Sie fühlte sich sehr allein, fand es unerträglich, auf der Station kein Gegenüber zu finden, mit dem sie auf unkomplizierte Art kommunizieren konnte, ohne über die Bedeutung des Gesagten rätseln zu müssen und ohne heftigen, unverständlichen Affekten ausgesetzt zu sein.
Also setzte sie eine wichtige Miene auf und eilte mit geschäftigem Gang, um nur ja von niemandem angesprochen zu werden, zu ihrem Kollegen Stefan, von dem sie wusste, dass er sich für Musik interessierte. Dort begann sie ein Gespräch über etwas ganz Anderes, etwas, was nichts mit Patienten zu tun hatte: Schostakowitschs zweites Klaviertrio, Opus 67.
„Hörst du nicht das Phrygisch-Alterierte darin, also die sogenannte jüdische Tonleiter, die im Finale so deutlich ist?“, fragte Stefan, der erfreut auf das Gesprächsangebot einging, weil er eigentlich Befundberichte für die Krankenkasse schreiben musste.
„Ich habe aber noch nirgends irgendetwas darüber gelesen“, antwortete sie zweifelnd.
„Du kannst das auch nicht lesen, du musst das hören“, ereiferte sich Stefan. „Schostakowitsch hat sich damals, also 1944, als die Juden in der Sowjetunion verfolgt und ermordet wurden, mit ihnen solidarisiert, indem er Elemente jiddischer Musik verwendete. Das wird erzählt in den kürzlich erschienen ‚Memoiren des Dimitri Schostakowitsch‘, die allerdings umstritten sind, weil nicht klar ist, wie authentisch sie sind.“
„Das wusste ich gar nicht, ich dachte, Schostakowitsch wäre ein staatlich anerkannter, von Stalin geehrter Komponist gewesen.“
Barbara erholte sich durch das Gespräch, vergaß für eine kurze Weile die Patienten, ging dann zur Station zurück und wandte sich ihnen wieder zu.
Als sie abends nach Hause kam, ließ sie sich auf ihr Sofa fallen und schloss die Augen. Wie immer hörte sie den Fernseher ihres Nachbarn von unten, ein offenbar schwerhöriger, emeritierter Linguistik-Professor, der sich gerne den ganzen Tag sehr laut irgendeine Sexsendung ansah. Sie hörte ein stetig sich steigerndes Gestöhne, „Huahah-iihi“, gipfelnd in einem erschöpften Jauchzen, dann Dingel-dingel-dong-dong: Werbung: Zahnpasta, Waschpulver, Versicherung, Katzenfutter, Fertigmahlzeit. Dann wieder: „Huaha-iihi, Huahaa-iihi“, Dingel-dingel-dong-dong: Hundefutter Waschpulver, Salz, Spülmittel, „Huhahaa-iihi, Huahaa-iihi“, Dingel-dingel-dong-dong. Es ging endlos so weiter, wie sie aus Erfahrung wusste.

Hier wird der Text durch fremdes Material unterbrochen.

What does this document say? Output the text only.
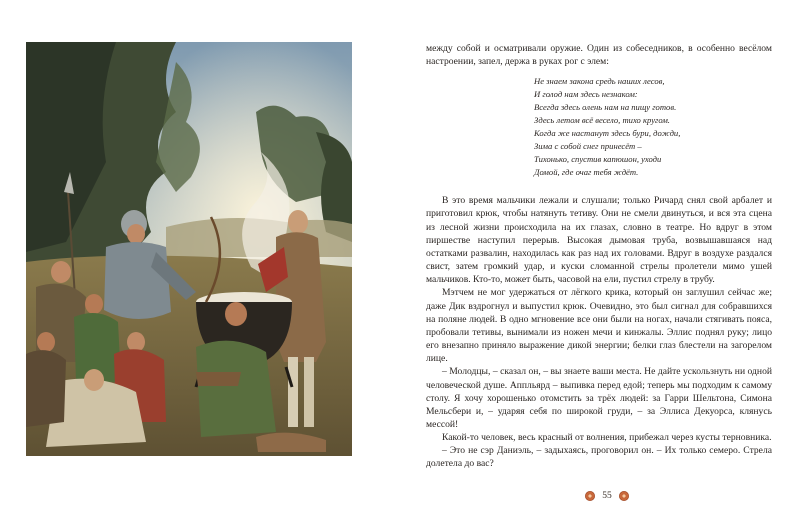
между собой и осматривали оружие. Один из собеседников, в особенно весёлом настроении, запел, держа в руках рог с элем:

Не знаем закона средь наших лесов,
И голод нам здесь незнаком:
Всегда здесь олень нам на пищу готов.
Здесь летом всё весело, тихо кругом.
Когда же настанут здесь бури, дожди,
Зима с собой снег принесёт –
Тихонько, спустив капюшон, уходи
Домой, где очаг тебя ждёт.

В это время мальчики лежали и слушали; только Ричард снял свой арбалет и приготовил крюк, чтобы натянуть тетиву. Они не смели двинуться, и вся эта сцена из лесной жизни происходила на их глазах, словно в театре. Но вдруг в этом пиршестве наступил перерыв. Высокая дымовая труба, возвышавшаяся над остатками развалин, находилась как раз над их головами. Вдруг в воздухе раздался свист, затем громкий удар, и куски сломанной стрелы пролетели мимо ушей мальчиков. Кто-то, может быть, часовой на ели, пустил стрелу в трубу.

Мэтчем не мог удержаться от лёгкого крика, который он заглушил сейчас же; даже Дик вздрогнул и выпустил крюк. Очевидно, это был сигнал для собравшихся на поляне людей. В одно мгновение все они были на ногах, начали стягивать пояса, пробовали тетивы, вынимали из ножен мечи и кинжалы. Эллис поднял руку; лицо его внезапно приняло выражение дикой энергии; белки глаз блестели на загорелом лице.

– Молодцы, – сказал он, – вы знаете ваши места. Не дайте ускользнуть ни одной человеческой душе. Аппльярд – выпивка перед едой; теперь мы подходим к самому столу. Я хочу хорошенько отомстить за трёх людей: за Гарри Шельтона, Симона Мельсбери и, – ударяя себя по широкой груди, – за Эллиса Декуорса, клянусь мессой!

Какой-то человек, весь красный от волнения, прибежал через кусты терновника.

– Это не сэр Даниэль, – задыхаясь, проговорил он. – Их только семеро. Стрела долетела до вас?

55
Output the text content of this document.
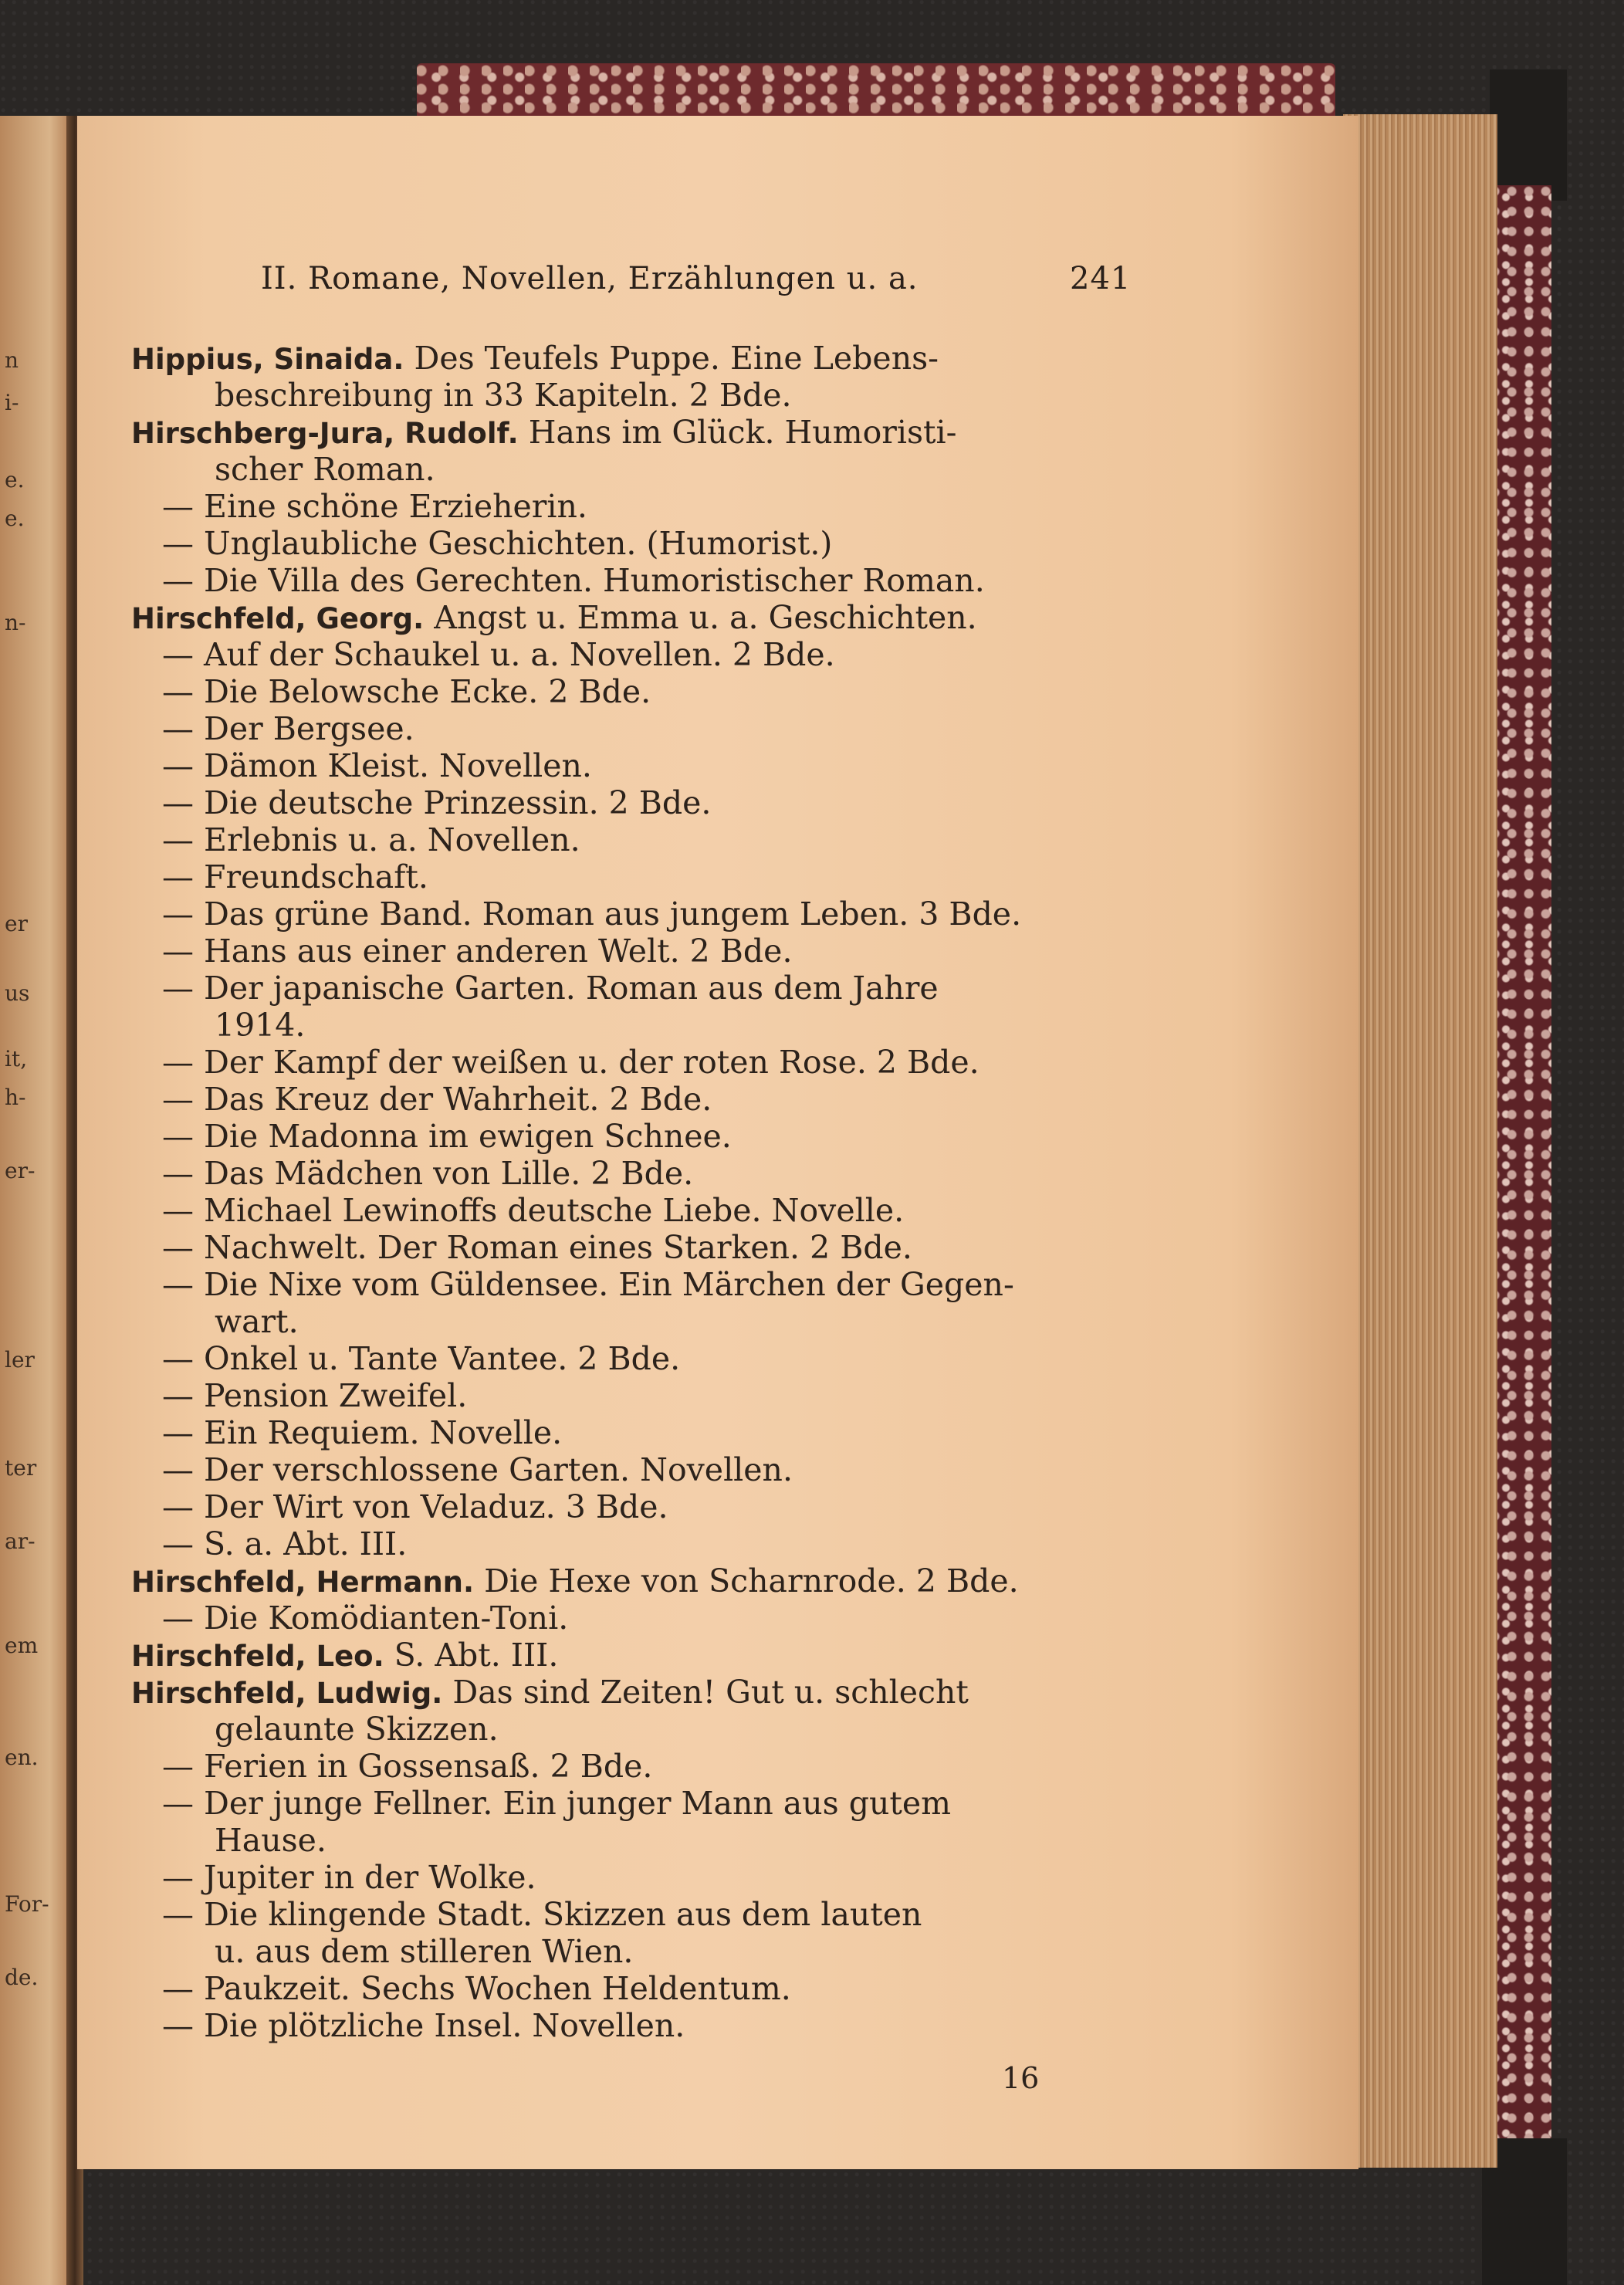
n
i-
e.
e.
n-
er
us
it,
h-
er-
ler
ter
ar-
em
en.
For-
de.
II. Romane, Novellen, Erzählungen u. a.	241
Hippius, Sinaida. Des Teufels Puppe. Eine Lebens-
beschreibung in 33 Kapiteln. 2 Bde.
Hirschberg-Jura, Rudolf. Hans im Glück. Humoristi-
scher Roman.
— Eine schöne Erzieherin.
— Unglaubliche Geschichten. (Humorist.)
— Die Villa des Gerechten. Humoristischer Roman.
Hirschfeld, Georg. Angst u. Emma u. a. Geschichten.
— Auf der Schaukel u. a. Novellen. 2 Bde.
— Die Belowsche Ecke. 2 Bde.
— Der Bergsee.
— Dämon Kleist. Novellen.
— Die deutsche Prinzessin. 2 Bde.
— Erlebnis u. a. Novellen.
— Freundschaft.
— Das grüne Band. Roman aus jungem Leben. 3 Bde.
— Hans aus einer anderen Welt. 2 Bde.
— Der japanische Garten. Roman aus dem Jahre
1914.
— Der Kampf der weißen u. der roten Rose. 2 Bde.
— Das Kreuz der Wahrheit. 2 Bde.
— Die Madonna im ewigen Schnee.
— Das Mädchen von Lille. 2 Bde.
— Michael Lewinoffs deutsche Liebe. Novelle.
— Nachwelt. Der Roman eines Starken. 2 Bde.
— Die Nixe vom Güldensee. Ein Märchen der Gegen-
wart.
— Onkel u. Tante Vantee. 2 Bde.
— Pension Zweifel.
— Ein Requiem. Novelle.
— Der verschlossene Garten. Novellen.
— Der Wirt von Veladuz. 3 Bde.
— S. a. Abt. III.
Hirschfeld, Hermann. Die Hexe von Scharnrode. 2 Bde.
— Die Komödianten-Toni.
Hirschfeld, Leo. S. Abt. III.
Hirschfeld, Ludwig. Das sind Zeiten! Gut u. schlecht
gelaunte Skizzen.
— Ferien in Gossensaß. 2 Bde.
— Der junge Fellner. Ein junger Mann aus gutem
Hause.
— Jupiter in der Wolke.
— Die klingende Stadt. Skizzen aus dem lauten
u. aus dem stilleren Wien.
— Paukzeit. Sechs Wochen Heldentum.
— Die plötzliche Insel. Novellen.
16
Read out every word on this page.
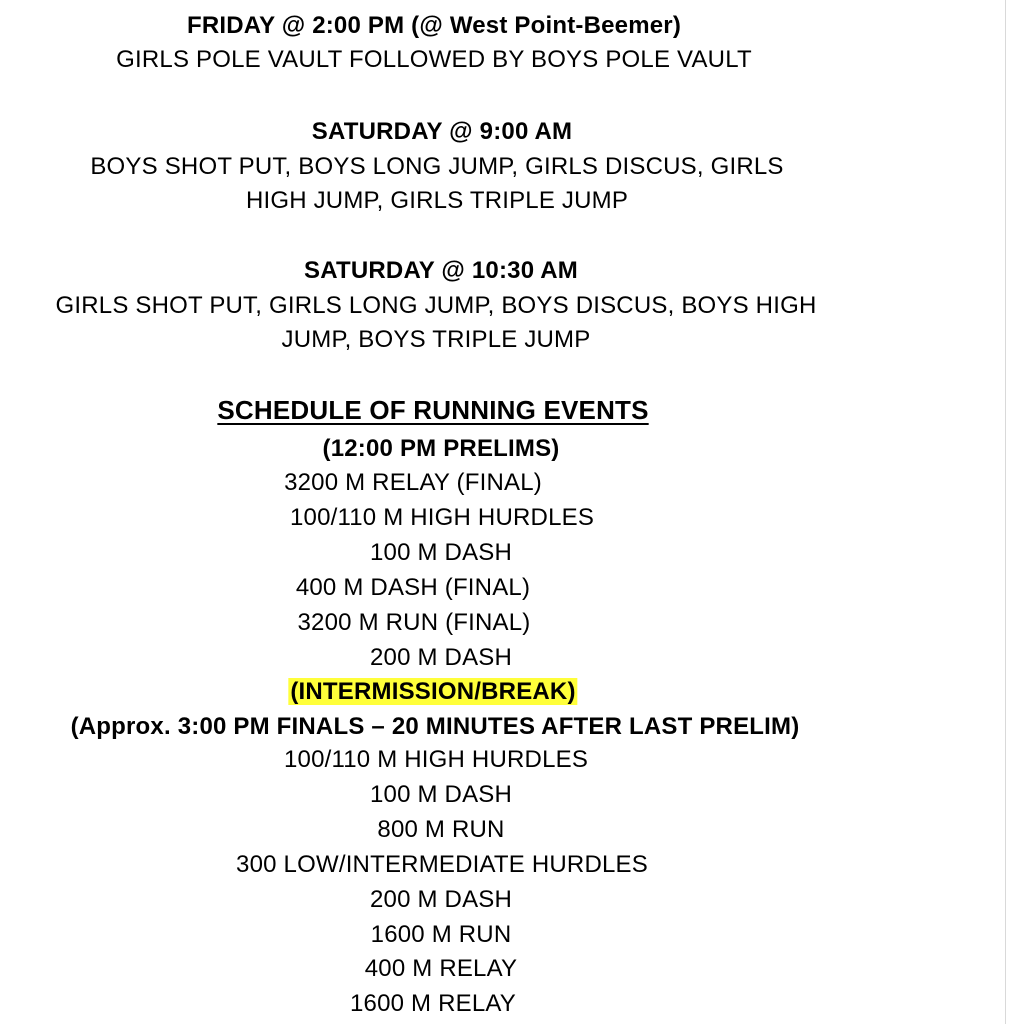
FRIDAY @ 2:00 PM (@ West Point-Beemer)
GIRLS POLE VAULT FOLLOWED BY BOYS POLE VAULT
SATURDAY @ 9:00 AM
BOYS SHOT PUT, BOYS LONG JUMP, GIRLS DISCUS, GIRLS
HIGH JUMP, GIRLS TRIPLE JUMP
SATURDAY @ 10:30 AM
GIRLS SHOT PUT, GIRLS LONG JUMP, BOYS DISCUS, BOYS HIGH
JUMP, BOYS TRIPLE JUMP
SCHEDULE OF RUNNING EVENTS
(12:00 PM PRELIMS)
3200 M RELAY (FINAL)
100/110 M HIGH HURDLES
100 M DASH
400 M DASH (FINAL)
3200 M RUN (FINAL)
200 M DASH
(INTERMISSION/BREAK)
(Approx. 3:00 PM FINALS – 20 MINUTES AFTER LAST PRELIM)
100/110 M HIGH HURDLES
100 M DASH
800 M RUN
300 LOW/INTERMEDIATE HURDLES
200 M DASH
1600 M RUN
400 M RELAY
1600 M RELAY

Sie raffte sich auf, ging eine Treppe runter und klingelte bei dem Professor. Er stellte den Fernseher ab, öffnete die Tür und bat sie höflich herein. Sie beschwerte sich vorsichtig, woraufhin er freundlich für Abhilfe zu sorgen versprach. Erleichtert ging sie wieder nach oben in ihre Wohnung. Die Wohnungstür war noch nicht geschlossen, da hörte sie es wieder, dieses Mal geringfügig leiser. Dingel-dingel-dong-dong, „Huahaa-iihi, Huahaa-iihi“.
Sie resignierte und entschied sich, selber Musik zu hören. Sie versuchte, das Phrygisch-Alterierte in Schostakowitschs Finale des 2. Klaviertrios zu hören und war zufrieden, als es ihr gelang.